Christine_de_Pisan_and_her_sonScreen Shot 2023-08-26 at 6.48.22 PM

Christine de Pisan and the Querelle des Femmes, a Reacting to the Past game in development (level 3 as of 2023).

            This is a Reacting to the Past game, a pedagogy developed at Barnard University to create immersion scenario role-playing “games” based on historical debates. Students take on roles in thedebate, read documents from the time, develop their characters, and attempt to solve real historical problems together. With Querelle, I am developing a new game focused on the debate Christine de Pisan engaged in about the fourteenth-century poem Roman de la Rose and its anti-feminism. Christine debated about a half dozen contemporary scholars in and around the French court about issues such as female power, competence, and authority, issues I discussed in my first book.
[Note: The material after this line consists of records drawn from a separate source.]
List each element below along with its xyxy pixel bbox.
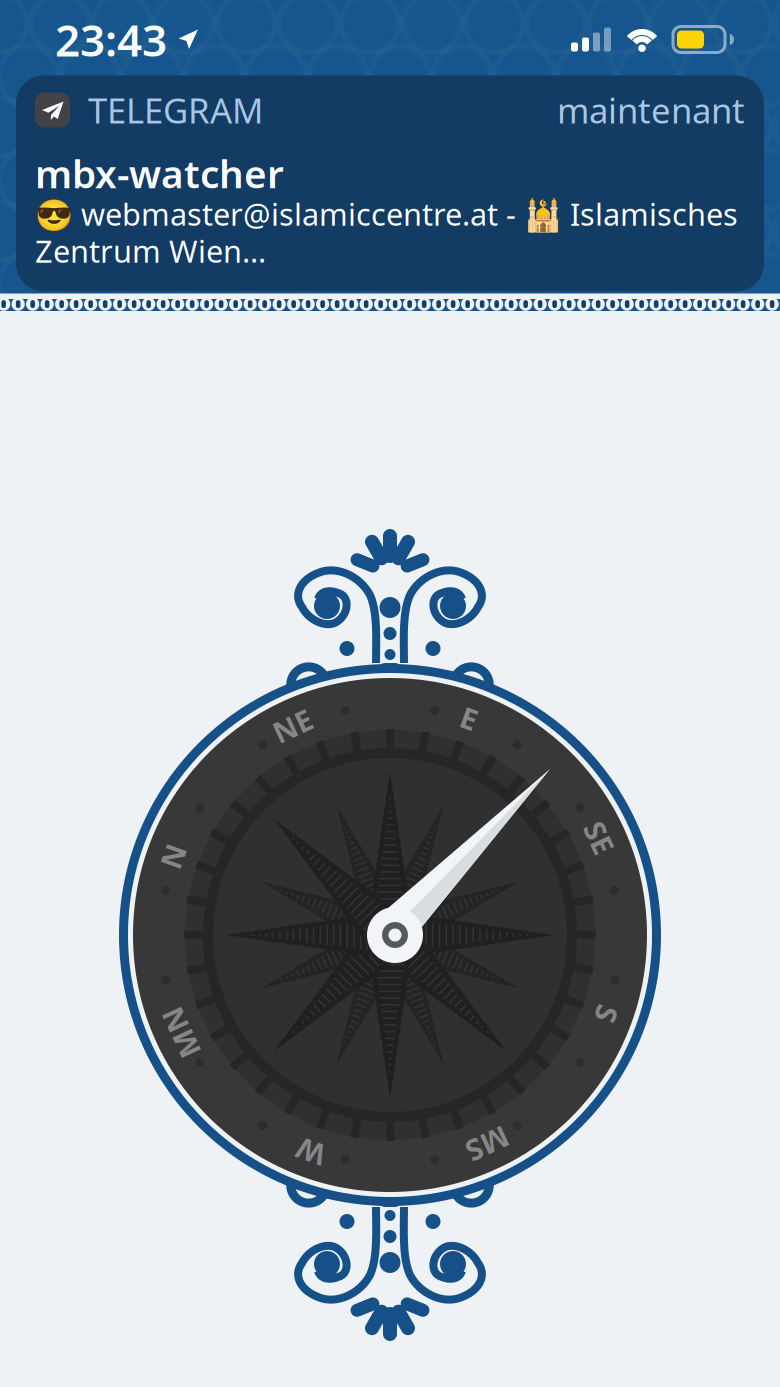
staticText: Zentrum Wien...	[35, 230, 266, 271]
staticText: 23:43	[55, 10, 167, 69]
staticText: TELEGRAM	[88, 87, 263, 133]
staticText: maintenant	[557, 87, 745, 133]
staticText: mbx-watcher	[35, 148, 284, 199]
staticText: 😎 webmaster@islamiccentre.at - 🕌 Islamis…	[35, 194, 738, 234]
button[interactable]: TELEGRAM	[16, 76, 764, 292]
The debate had real-world applications, as the king of France at the time, Charles V, had occasional bouts of madness that required his wife, Isabeau, to rule as regent, and because the Hundred Years War was in an active phase that included, at the end of Christine’s life, the efforts of Joan of Arc. Through this debate Christine came to write a book defending women’s abilities, The Book of the City of Ladies, which she dedicated to Isabeau and which became a fourteenth-century “bestseller,” as well as a poem praising both Joan of Arc and Isabeau. The game is well suited for classes in History, Women’s Studies, French, Political Science, and Medieval Studies. It includes a student gamebook with primary sources, instructor manual, and more than thirty roles for students to play, about 200,000 words all together. In August 2023 the Reacting Editorial Board advanced the game to Level 3 and included it on the Reacting Consortium website for download by instructors to play in their courses. Level 5 is print publication.

A Global Renaissance?: Cultural “Rebirths” Around the World, 800-1000

This is a book-length examination of global cultural movements around the ninth and tenth centuries, such as in Western Europe, Byzantium, China, and the Islamicate world. Teaching the world history survey I became intrigued that many parts of Europe, Asia, and Africa had a robust cultural and intellectual movement around the same time as the Carolingian Renaissance that I knew so well as a medievalist. In this survey I contextualize these movements and examine their features. Currently the book includes the Macedonian Renaissance in Byzantium; the Islamic Golden Age in Baghdad, al-Andalus, and Cairo; the Tang golden period centered in Chang’an; the Heian period in Japan; the Carolingian and Ottonian Renaissances in Europe; the Ancestral Puebloans’ Golden Age; and the Mataram Kingdom in Java.